Tuesday, February 15, 2011

About those property taxes

We understand from the County Assessor's Office that the 2011 property-tax bills went into the mail starting yesterday, so the homeowners among us are just about to officially receive the bad news.  The local press has done a surprisingly good job this year of preparing the public for what's to come; so if you've been paying attention you already know that in spite of our generally lower property values, you are still likely to be paying much higher property taxes this year.

The reason for this, as we've noted many times, is that there is no direct relationship between assessments (which were down an average of 1.3% in our area of town last year) and tax rates (which are up in Seattle by almost seven percent this year).  Assessments are the government's guess of your home's value based on movements in the market.  Tax rates are determined by the amount of money the government thinks it needs for the year, relative to the total value of the assessed properties in its taxing jurisdiction.   So, when property values decline while government's funding needs increase, the tax rate must be jacked up, first to offset the property-value decline and then to provide the additional tax revenues.  A sorry situation--even for renters, who will ultimately pay higher rates as their landlords' tax bills rise.

Since last year, according to the King County Assessor, the total value of Seattle property fell from $118.1 billion to $114.7 billion, a 2.9% decline.  At the same time, however, Seattle's total tax obligation rose by almost $6 million dollars, a 1.7% increase.

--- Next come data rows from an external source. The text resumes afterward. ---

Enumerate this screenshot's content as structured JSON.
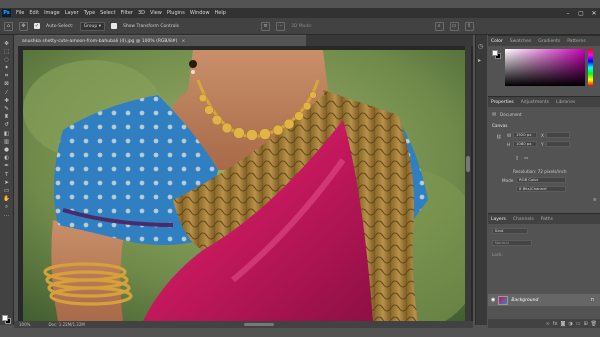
{
  "app": {
    "logo": "Ps",
    "menu": [
      "File",
      "Edit",
      "Image",
      "Layer",
      "Type",
      "Select",
      "Filter",
      "3D",
      "View",
      "Plugins",
      "Window",
      "Help"
    ],
    "window_controls": {
      "minimize": "–",
      "maximize": "▢",
      "close": "✕"
    }
  },
  "options": {
    "auto_select_label": "Auto-Select:",
    "auto_select_value": "Group",
    "transform_label": "Show Transform Controls",
    "mode_3d": "3D Mode:"
  },
  "document": {
    "tab_title": "anushka shetty-cute-amoon-from-bahubali (4).jpg @ 100% (RGB/8#)",
    "close": "×"
  },
  "status": {
    "zoom": "100%",
    "doc_size": "Doc: 1.22M/1.22M"
  },
  "panels": {
    "color_tabs": [
      "Color",
      "Swatches",
      "Gradients",
      "Patterns"
    ],
    "props_tabs": [
      "Properties",
      "Adjustments",
      "Libraries"
    ],
    "document_label": "Document",
    "canvas_label": "Canvas",
    "width_label": "W",
    "width_value": "1920 px",
    "height_label": "H",
    "height_value": "1080 px",
    "x_label": "X",
    "y_label": "Y",
    "resolution": "Resolution: 72 pixels/inch",
    "mode_label": "Mode",
    "mode_value": "RGB Color",
    "depth_value": "8 Bits/Channel",
    "layers_tabs": [
      "Layers",
      "Channels",
      "Paths"
    ],
    "kind": "Kind",
    "normal": "Normal",
    "lock": "Lock:",
    "layer_name": "Background"
  },
  "colors": {
    "ui_dark": "#323232",
    "ui_mid": "#424242",
    "ui_panel": "#535353",
    "saree_pink": "#c2185b",
    "blouse_blue": "#2f7fc1",
    "gold": "#c9a24a"
  },
  "icons": [
    "move-icon",
    "marquee-icon",
    "lasso-icon",
    "magic-wand-icon",
    "crop-icon",
    "eyedropper-icon",
    "healing-icon",
    "brush-icon",
    "stamp-icon",
    "history-brush-icon",
    "eraser-icon",
    "gradient-icon",
    "blur-icon",
    "dodge-icon",
    "pen-icon",
    "type-icon",
    "path-select-icon",
    "shape-icon",
    "hand-icon",
    "zoom-icon"
  ]
}
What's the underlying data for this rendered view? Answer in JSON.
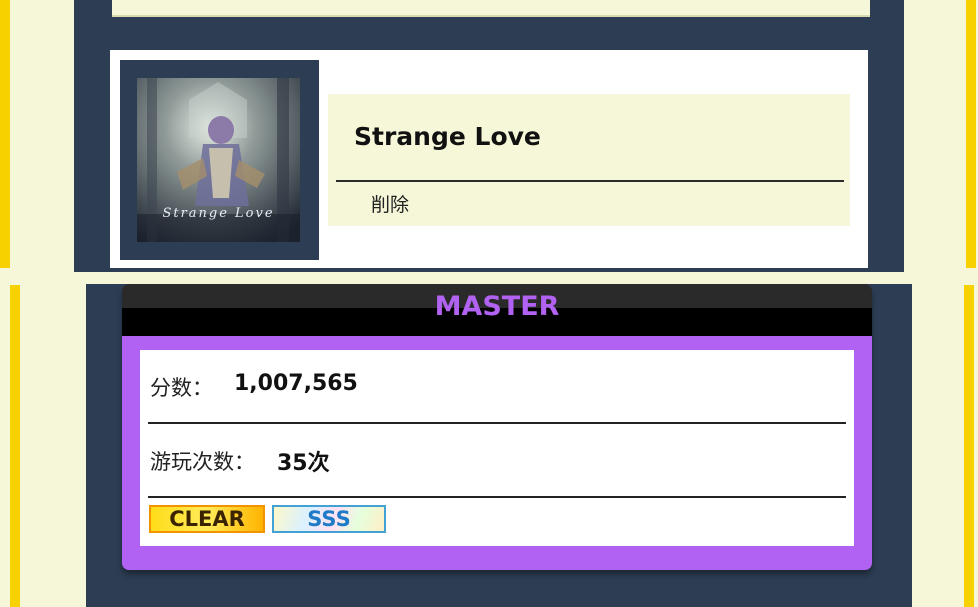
{
  "song": {
    "title": "Strange Love",
    "artist": "削除",
    "jacket_text": "Strange Love"
  },
  "difficulty": {
    "label": "MASTER",
    "color": "#b262f2"
  },
  "stats": {
    "score_label": "分数：",
    "score_value": "1,007,565",
    "plays_label": "游玩次数：",
    "plays_value": "35次"
  },
  "badges": {
    "clear": "CLEAR",
    "rank": "SSS"
  },
  "colors": {
    "panel": "#2d3e54",
    "card_bg": "#f6f7d8",
    "accent_yellow": "#f7d100"
  }
}
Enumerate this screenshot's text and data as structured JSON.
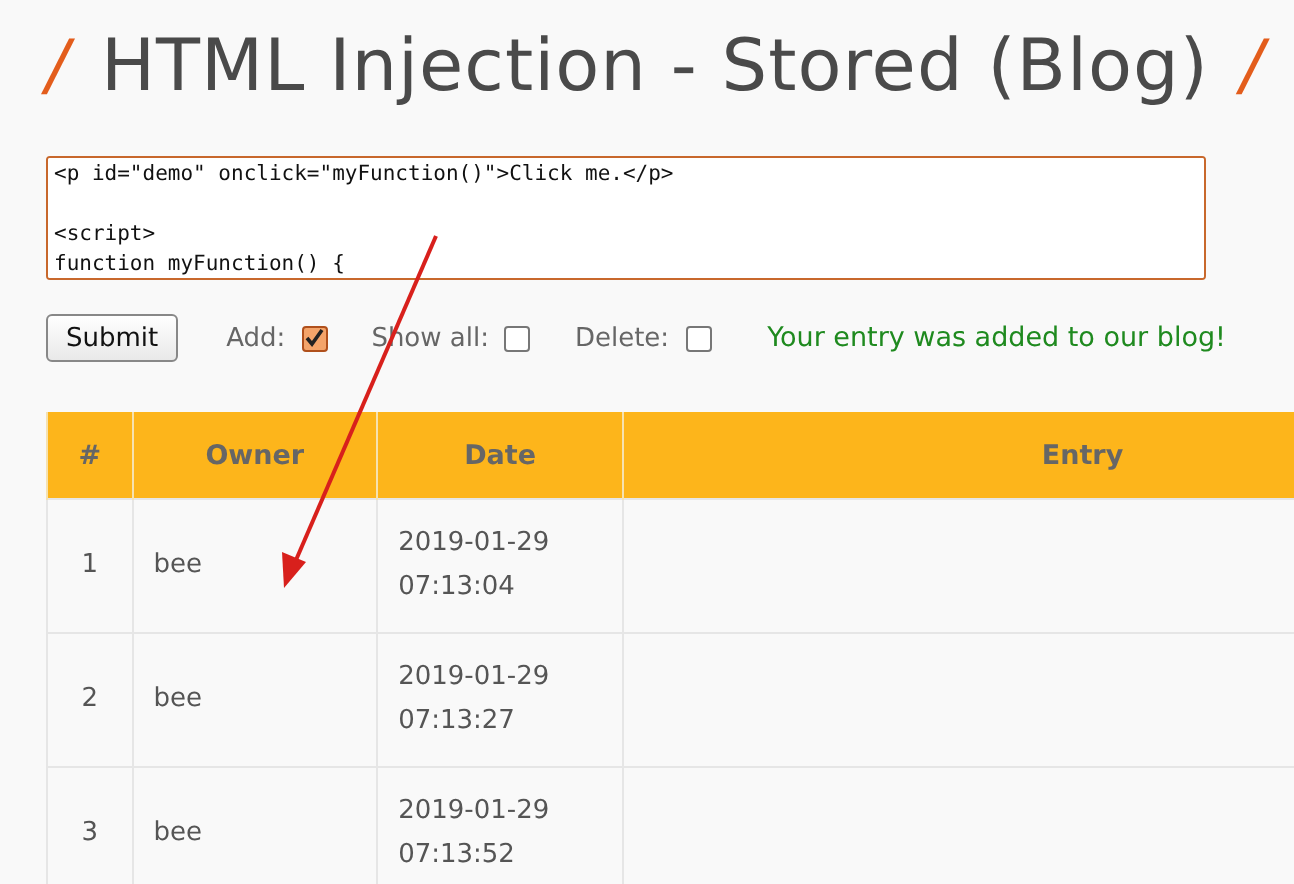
{
  "title": "HTML Injection - Stored (Blog)",
  "title_mark": "/",
  "entry_field": {
    "value": "<p id=\"demo\" onclick=\"myFunction()\">Click me.</p>\n\n<script>\nfunction myFunction() {"
  },
  "submit_button": "Submit",
  "options": [
    {
      "label": "Add:",
      "checked": true
    },
    {
      "label": "Show all:",
      "checked": false
    },
    {
      "label": "Delete:",
      "checked": false
    }
  ],
  "message": "Your entry was added to our blog!",
  "table": {
    "columns": [
      "#",
      "Owner",
      "Date",
      "Entry"
    ],
    "rows": [
      {
        "number": "1",
        "owner": "bee",
        "date": "2019-01-29",
        "time": "07:13:04"
      },
      {
        "number": "2",
        "owner": "bee",
        "date": "2019-01-29",
        "time": "07:13:27"
      },
      {
        "number": "3",
        "owner": "bee",
        "date": "2019-01-29",
        "time": "07:13:52"
      }
    ]
  }
}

More funds needed from a lower property based translates into higher tax rates.  This year the City of Seattle tax rate has been increased from $9.04 to $9.66 per $1,000 of assessed value, a 6.8% increase.  This means that the tax bill for a home assessed at $700,000 will be $6,762 this year, versus $6,328 last year.  There are no official numbers available, but $700,000 is probably a good approximation of the median* assessed value of homes in Madison Park.  The average assessed value of homes in our Assessment Area is $1,148,000, which means an average annual tax bill of $11,090.

By the way, we did this to ourselves.  Of that $9.66 we're paying, over a quarter, $2.56, is the result of voter-approved initiatives, such as school levies.  The rest is primarily the consequence of spending decisions made by our elected representatives.

Last year, for fun, we took a look at how much our part of town (Madrona and Leschi included) paid as a percentage of the City's total tax obligation.  Our share had declined from 4.12% to 4.11%.  This year there was a much bigger decline, to 4.07%.  What this probably means is that there has been little construction in our area and therefore little additional property value created relative to other parts of Seattle, where new multi-family residential and commercial buildings are always being added.  The total value of property in our part of town declined from $4.86 billion in 2010 to $4.67 billion this year, down 3.9%.  

There's probably not much comfort, however, in knowing that as our property values fall and our neighborhood's share of total taxes declines, the absolute amount of taxes we each will be paying is still going to rise.

This year, as always, the staff of the Assessor's Office was extremely helpful in researching and providing assessment and tax data for us. One of the senior managers there chuckled as she told us how the process plays out every year at this time.  As the tax bills start arriving, she says, it's inevitable that her office will begin receiving calls from people complaining about the unfairness of it all.  Last year, she said, a woman called to say that since she had not voted for any of the tax levies, she shouldn't have to pay for them.  "Guess what?" the manager told the caller:  "Majority rules."

[*Here's a little refresher for those who are not math wonks: the median is the point midway between the top half and the bottom half of the range of values. It is generally regarded as a better measure of home values, since the average value of homes can be skewed by high or low outliers.  For Madison Park and the surrounding neighborhoods in our Assessment Area, high-end outliers, such as the $6.7 million waterfront home which recently sold in Washington Park, distort the average home value but have much less impact on the median home value.  If this is still too complicated for you, send us an email.  An additional note:  The 2011 tax bills are based on property values established at January 2010.   See the map above for the Assessment Area covered by this report (click to enlarge).]


  1. his is really a terrific and informative blog, thanks so much! I'd also like to say, that I happily voted for the school levies and will continue to do so, we need highly educated people to retain our democracy and competitive edge in the world market. The big problem seems to be that property taxes and sales taxes (a big chunk of WA State taxes) hit people on fixed incomes the most, the elderly and poor. Sure wish we had passed that income tax on the rich!!

  2. Yes, another great job by Bryan and a very poor job by the state and county.

    My taxes went up 12,73%. Those of us on fixed incomes are being killed and I don't see an end given that property values continue to slide in Seattle!

  3. The homeownership rate in the US is approximately 65%, I assume Seattle is about the same.

    So you can guarantee that 35% of households are going to vote for any and all property tax increases that come along.

    The only true voting will be by those who vote with their feet and choose not to live in a high tax area.